Traduction par Ballin, L..
Paris E. Leroux (1p. 349-354).


CHAPITRE LII


LÉGENDES SARASVATIENNES


Argument : Bala se baigne dans ce tîrtha. Il va au tîrtha du mouni Sârasvata. Légende de Dadhîka, père de Sârasvata, et naissance de ce dernier. La Sarasvati, sa mère l’apporte à Dadhîka, qui l’en remercie et lui en marque sa reconnaissance. Dadhika donne à Indra ses os, pour en faire des armes divines avec lesquelles il tuera les ennemis des dieux. Il arrive une grande sécheresse pendant laquelle la Sarasvatî nourrit son fils qui continue à réciter les Védas. Soixante mille rishis qui, pendant que la faim les forçait à pourvoir à leur nourriture, ont oublié les Védas, se font ses disciples pour qu’il les leur enseigne de nouveau. Bala fait ses dévotions au tîrtha de Sârasvata et va à celui de la vieille fille.

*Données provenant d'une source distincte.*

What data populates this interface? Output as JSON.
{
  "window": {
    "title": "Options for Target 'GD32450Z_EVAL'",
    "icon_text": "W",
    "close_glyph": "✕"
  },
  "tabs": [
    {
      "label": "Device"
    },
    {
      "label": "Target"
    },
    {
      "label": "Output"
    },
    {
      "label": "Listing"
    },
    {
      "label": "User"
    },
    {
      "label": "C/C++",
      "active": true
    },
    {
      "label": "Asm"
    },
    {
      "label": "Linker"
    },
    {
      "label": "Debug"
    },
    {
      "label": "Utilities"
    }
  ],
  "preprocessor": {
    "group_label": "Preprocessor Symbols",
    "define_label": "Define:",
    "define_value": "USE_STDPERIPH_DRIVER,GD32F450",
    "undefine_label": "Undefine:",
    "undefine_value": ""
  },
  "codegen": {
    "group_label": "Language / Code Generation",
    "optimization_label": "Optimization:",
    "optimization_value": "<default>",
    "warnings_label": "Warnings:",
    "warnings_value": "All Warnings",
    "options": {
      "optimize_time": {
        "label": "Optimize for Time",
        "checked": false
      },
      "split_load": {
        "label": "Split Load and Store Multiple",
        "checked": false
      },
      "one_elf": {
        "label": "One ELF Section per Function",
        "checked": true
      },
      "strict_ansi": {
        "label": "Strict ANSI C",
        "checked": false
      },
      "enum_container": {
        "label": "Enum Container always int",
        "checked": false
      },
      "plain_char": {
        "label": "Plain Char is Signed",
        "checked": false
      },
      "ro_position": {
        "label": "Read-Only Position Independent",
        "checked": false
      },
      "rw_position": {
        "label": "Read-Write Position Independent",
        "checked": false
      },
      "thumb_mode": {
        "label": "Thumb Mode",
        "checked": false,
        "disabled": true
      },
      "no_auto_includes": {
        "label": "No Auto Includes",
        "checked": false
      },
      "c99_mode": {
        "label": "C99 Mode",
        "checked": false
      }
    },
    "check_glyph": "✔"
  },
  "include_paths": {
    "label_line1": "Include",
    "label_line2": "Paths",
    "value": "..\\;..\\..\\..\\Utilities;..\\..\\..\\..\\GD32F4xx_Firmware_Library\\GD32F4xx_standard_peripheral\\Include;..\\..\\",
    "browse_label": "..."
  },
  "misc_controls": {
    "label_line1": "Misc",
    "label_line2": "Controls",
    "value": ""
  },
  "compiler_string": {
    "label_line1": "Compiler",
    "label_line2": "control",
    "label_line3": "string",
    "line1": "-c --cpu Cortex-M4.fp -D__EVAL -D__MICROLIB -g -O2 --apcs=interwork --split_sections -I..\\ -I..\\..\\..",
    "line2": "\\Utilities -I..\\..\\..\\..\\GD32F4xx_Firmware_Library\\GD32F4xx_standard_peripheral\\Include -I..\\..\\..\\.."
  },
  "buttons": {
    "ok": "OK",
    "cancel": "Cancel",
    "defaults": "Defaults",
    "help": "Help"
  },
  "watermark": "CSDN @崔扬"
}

2925. Vaiçampâyana dit : Bharatide, il y eut un grand combat à cause de Târakâ (épouse de Vrihaspati, enlevée par Soma), dans ce tîrtha où le maître des étoiles avait offert le sacrifice râjasoûya.

2926. Après s’y être baigné et y avoir fait des largesses, le vertueux Bala, qui avait dompté ses sens, alla au tîrtha du mouni Sàrasvata.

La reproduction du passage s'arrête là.